Longtime AWC official Lynn La Brie retiring
By Sarah Womer, Yuma Sun staff writer | Posted: Sunday, August 10, 2014 4:24 pm
Lynn La Brie
Five job titles, five office locations, five college logos, and four college presidents later, Lynn La Brie is retiring as the Dean of Continuing Education at Arizona Western College’s Entrepreneurial Center, after almost 30 years.
La Brie, 83, started with the college in 1985, during an era of the Apple IIe computer, floppy disk and slide projector. She will now be retiring at the end of August, during the age of Dell computers, CDs, DVDs, PowerPoints, ceiling projectors, Facebook and Twitter.
“For an old-timer like me, it’s almost gone too far in that direction of social media,” she added with a laugh.
La Brie said that “change” is definitely a word she would use to characterize her almost three decades with the college, along with words like “innovation” and “partnerships.”
Over the years of her career, she has worked to create a number of job training and educational programs that have led to successful employment opportunities in the community. In order to do that, however, she noted that Continuing Education staff members at the AWC Entrepreneurial Center, 1351 S. Redondo Center Dr., are regularly looking at the way they do things to best accommodate both their student population and the business community.
“We’re constantly addressing change as far as what the needs are in the community, and that’s a challenge,” she said, noting however that one of the things that has never changed is their center’s mission to create opportunities for students to prevent them from dropping out of school.
La Brie explained that the college’s career center has been innovative in the sense that they are able to operate like a business and they don’t have to “jump through any bureaucratic hoops.”
She added that they also respond to what businesses need through their many partnerships.
“We have a reputation to maintain, and the community expects that if they contact us for something, we will respond,” said La Brie.
Their focus at the center is now also shifting to getting higher-level skill programs for students as to also attract higher-paying industries to the area.
Some of the highlights of La Brie’s career include writing and negotiating U.S. Department of Labor JTPA (Job Training Partnership Act) and WIA (Workforce Investment ACT) grants as well as Department of Economic Security grants – all of which generated additional funding and/or resources for the college.
She also collaborated with the City of Yuma to manage a Housing and Urban Development grant for the redevelopment of a low-income neighborhood, of which students in building trades program helped to build five homes. “Several of those students have gone on and formed their own contracting businesses.
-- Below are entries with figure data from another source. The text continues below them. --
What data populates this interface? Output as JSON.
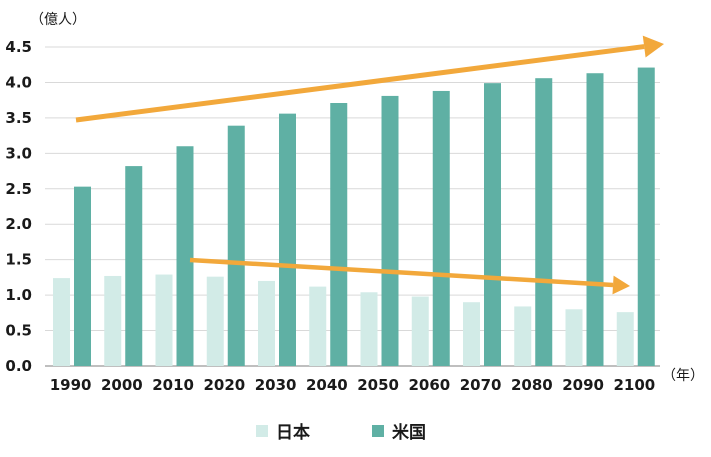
{
  "chart_data": {
    "type": "bar",
    "ylabel": "（億人）",
    "xlabel": "（年）",
    "ylim": [
      0,
      4.5
    ],
    "yticks": [
      "0.0",
      "0.5",
      "1.0",
      "1.5",
      "2.0",
      "2.5",
      "3.0",
      "3.5",
      "4.0",
      "4.5"
    ],
    "categories": [
      "1990",
      "2000",
      "2010",
      "2020",
      "2030",
      "2040",
      "2050",
      "2060",
      "2070",
      "2080",
      "2090",
      "2100"
    ],
    "series": [
      {
        "name": "日本",
        "color": "#d2ebe7",
        "values": [
          1.24,
          1.27,
          1.29,
          1.26,
          1.2,
          1.12,
          1.04,
          0.98,
          0.9,
          0.84,
          0.8,
          0.76
        ]
      },
      {
        "name": "米国",
        "color": "#5fb0a4",
        "values": [
          2.53,
          2.82,
          3.1,
          3.39,
          3.56,
          3.71,
          3.81,
          3.88,
          3.99,
          4.06,
          4.13,
          4.21
        ]
      }
    ],
    "annotations": [
      {
        "kind": "trend-arrow",
        "series": "米国",
        "color": "#f2a83b"
      },
      {
        "kind": "trend-arrow",
        "series": "日本",
        "color": "#f2a83b"
      }
    ],
    "grid": "horizontal",
    "legend_position": "bottom-center"
  }
}
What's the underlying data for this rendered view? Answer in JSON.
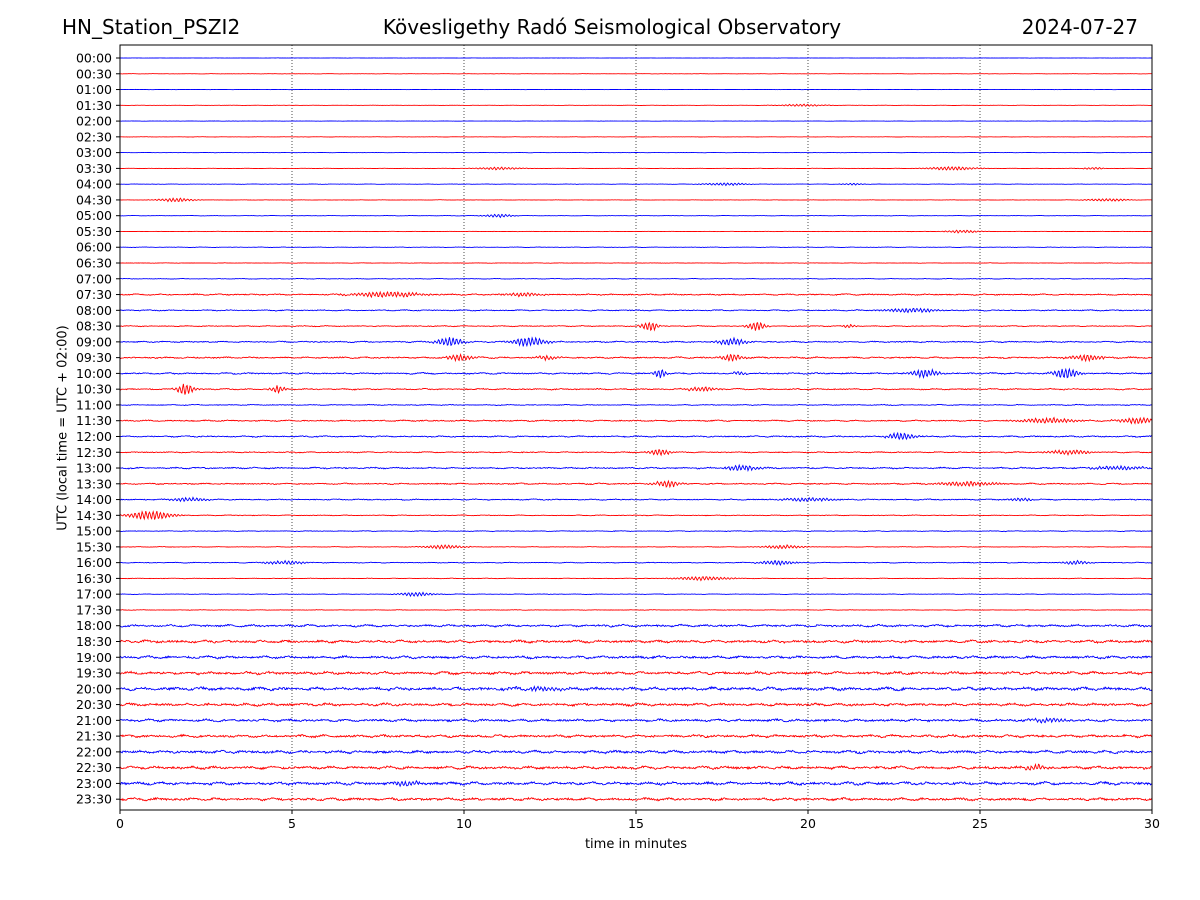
{
  "header": {
    "station": "HN_Station_PSZI2",
    "observatory": "Kövesligethy Radó Seismological Observatory",
    "date": "2024-07-27"
  },
  "chart_data": {
    "type": "line",
    "title": "Kövesligethy Radó Seismological Observatory",
    "xlabel": "time in minutes",
    "ylabel": "UTC (local time = UTC + 02:00)",
    "xlim": [
      0,
      30
    ],
    "xticks": [
      "0",
      "5",
      "10",
      "15",
      "20",
      "25",
      "30"
    ],
    "vertical_gridlines_at": [
      5,
      10,
      15,
      20,
      25
    ],
    "grid": "vertical dotted",
    "colors": {
      "even": "#0000ff",
      "odd": "#ff0000",
      "grid": "#000000"
    },
    "rows": [
      {
        "label": "00:00",
        "noise": 0.15
      },
      {
        "label": "00:30",
        "noise": 0.15
      },
      {
        "label": "01:00",
        "noise": 0.15
      },
      {
        "label": "01:30",
        "noise": 0.15,
        "events": [
          [
            19.8,
            1.2,
            0.6
          ]
        ]
      },
      {
        "label": "02:00",
        "noise": 0.15
      },
      {
        "label": "02:30",
        "noise": 0.15
      },
      {
        "label": "03:00",
        "noise": 0.15
      },
      {
        "label": "03:30",
        "noise": 0.2,
        "events": [
          [
            11.0,
            1.5,
            0.6
          ],
          [
            24.2,
            2.0,
            0.7
          ],
          [
            28.3,
            1.2,
            0.3
          ]
        ]
      },
      {
        "label": "04:00",
        "noise": 0.2,
        "events": [
          [
            17.6,
            1.5,
            0.6
          ],
          [
            21.3,
            1.0,
            0.3
          ]
        ]
      },
      {
        "label": "04:30",
        "noise": 0.2,
        "events": [
          [
            1.6,
            2.0,
            0.5
          ],
          [
            28.7,
            1.5,
            0.6
          ]
        ]
      },
      {
        "label": "05:00",
        "noise": 0.2,
        "events": [
          [
            11.0,
            1.8,
            0.4
          ]
        ]
      },
      {
        "label": "05:30",
        "noise": 0.2,
        "events": [
          [
            24.5,
            1.5,
            0.5
          ]
        ]
      },
      {
        "label": "06:00",
        "noise": 0.25
      },
      {
        "label": "06:30",
        "noise": 0.25
      },
      {
        "label": "07:00",
        "noise": 0.3
      },
      {
        "label": "07:30",
        "noise": 0.7,
        "events": [
          [
            7.8,
            3.0,
            1.0
          ],
          [
            11.7,
            2.0,
            0.5
          ]
        ]
      },
      {
        "label": "08:00",
        "noise": 0.6,
        "events": [
          [
            23.0,
            2.5,
            0.7
          ]
        ]
      },
      {
        "label": "08:30",
        "noise": 0.5,
        "events": [
          [
            15.4,
            5.0,
            0.25
          ],
          [
            18.5,
            5.5,
            0.25
          ],
          [
            21.2,
            2.0,
            0.2
          ]
        ]
      },
      {
        "label": "09:00",
        "noise": 0.7,
        "events": [
          [
            9.6,
            4.5,
            0.4
          ],
          [
            11.9,
            5.0,
            0.5
          ],
          [
            17.8,
            4.0,
            0.4
          ]
        ]
      },
      {
        "label": "09:30",
        "noise": 0.8,
        "events": [
          [
            9.9,
            3.5,
            0.4
          ],
          [
            12.4,
            2.5,
            0.3
          ],
          [
            17.8,
            4.0,
            0.3
          ],
          [
            28.1,
            3.0,
            0.5
          ]
        ]
      },
      {
        "label": "10:00",
        "noise": 0.8,
        "events": [
          [
            15.7,
            4.5,
            0.2
          ],
          [
            18.0,
            2.0,
            0.2
          ],
          [
            23.4,
            4.5,
            0.4
          ],
          [
            27.5,
            6.0,
            0.35
          ]
        ]
      },
      {
        "label": "10:30",
        "noise": 0.7,
        "events": [
          [
            1.9,
            6.0,
            0.25
          ],
          [
            4.6,
            4.0,
            0.2
          ],
          [
            16.9,
            2.5,
            0.4
          ]
        ]
      },
      {
        "label": "11:00",
        "noise": 0.5
      },
      {
        "label": "11:30",
        "noise": 0.7,
        "events": [
          [
            27.0,
            3.0,
            0.8
          ],
          [
            29.6,
            3.0,
            0.6
          ]
        ]
      },
      {
        "label": "12:00",
        "noise": 0.7,
        "events": [
          [
            22.7,
            4.0,
            0.4
          ]
        ]
      },
      {
        "label": "12:30",
        "noise": 0.6,
        "events": [
          [
            15.7,
            3.5,
            0.3
          ],
          [
            27.6,
            2.5,
            0.6
          ]
        ]
      },
      {
        "label": "13:00",
        "noise": 0.8,
        "events": [
          [
            18.1,
            3.0,
            0.5
          ],
          [
            29.0,
            2.0,
            0.8
          ]
        ]
      },
      {
        "label": "13:30",
        "noise": 0.7,
        "events": [
          [
            15.9,
            3.5,
            0.4
          ],
          [
            24.6,
            2.5,
            0.8
          ]
        ]
      },
      {
        "label": "14:00",
        "noise": 0.6,
        "events": [
          [
            2.0,
            2.0,
            0.5
          ],
          [
            20.0,
            2.0,
            0.8
          ],
          [
            26.2,
            2.0,
            0.3
          ]
        ]
      },
      {
        "label": "14:30",
        "noise": 0.4,
        "events": [
          [
            0.9,
            5.0,
            0.6
          ]
        ]
      },
      {
        "label": "15:00",
        "noise": 0.4
      },
      {
        "label": "15:30",
        "noise": 0.3,
        "events": [
          [
            9.4,
            2.0,
            0.6
          ],
          [
            19.3,
            2.0,
            0.6
          ]
        ]
      },
      {
        "label": "16:00",
        "noise": 0.4,
        "events": [
          [
            4.8,
            2.0,
            0.6
          ],
          [
            19.1,
            2.5,
            0.5
          ],
          [
            27.8,
            2.0,
            0.4
          ]
        ]
      },
      {
        "label": "16:30",
        "noise": 0.3,
        "events": [
          [
            17.0,
            2.0,
            0.8
          ]
        ]
      },
      {
        "label": "17:00",
        "noise": 0.3,
        "events": [
          [
            8.6,
            2.0,
            0.5
          ]
        ]
      },
      {
        "label": "17:30",
        "noise": 0.3
      },
      {
        "label": "18:00",
        "noise": 1.2
      },
      {
        "label": "18:30",
        "noise": 1.4
      },
      {
        "label": "19:00",
        "noise": 1.4
      },
      {
        "label": "19:30",
        "noise": 1.5
      },
      {
        "label": "20:00",
        "noise": 1.7,
        "events": [
          [
            12.1,
            2.0,
            0.8
          ]
        ]
      },
      {
        "label": "20:30",
        "noise": 1.5
      },
      {
        "label": "21:00",
        "noise": 1.3,
        "events": [
          [
            27.0,
            2.0,
            0.6
          ]
        ]
      },
      {
        "label": "21:30",
        "noise": 1.4
      },
      {
        "label": "22:00",
        "noise": 1.5
      },
      {
        "label": "22:30",
        "noise": 1.5,
        "events": [
          [
            26.6,
            3.0,
            0.3
          ]
        ]
      },
      {
        "label": "23:00",
        "noise": 1.6,
        "events": [
          [
            8.3,
            2.5,
            0.4
          ]
        ]
      },
      {
        "label": "23:30",
        "noise": 1.4
      }
    ]
  }
}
We can see people who have gone on to college, got jobs.”
The Yuma Rotary Club, Yuma County Chamber of Commerce, Yuma Technology Consortium, Greater Yuma Economic Development Corporation, United Way, and National Council for Occupational Education are just a few examples of boards and organizations that she has been a part of over the years.
A fourth-generation Yuman, La Brie now plans to compile her years of family and historical research into books upon her retirement – a project she’s already put a lot of work into over the last 30 years.
“I have taped interviews of people that graduated from Yuma High when it was at the old Prison Hill that are long gone now… I’m intrigued by all that,” she said.
“You have to stay active in doing something, even if your bones don’t feel like it, something you feel like you need to do, that the world is waiting for you to do.”
As a “lifelong learner,” she said that she hopes to enroll in some college courses as well when she retires.
“I’m going to be busy,” she said about retirement. “I’ve always been busy, but maybe I’ll take more naps. I take a 20-minute nap at noon every day – no apologies.”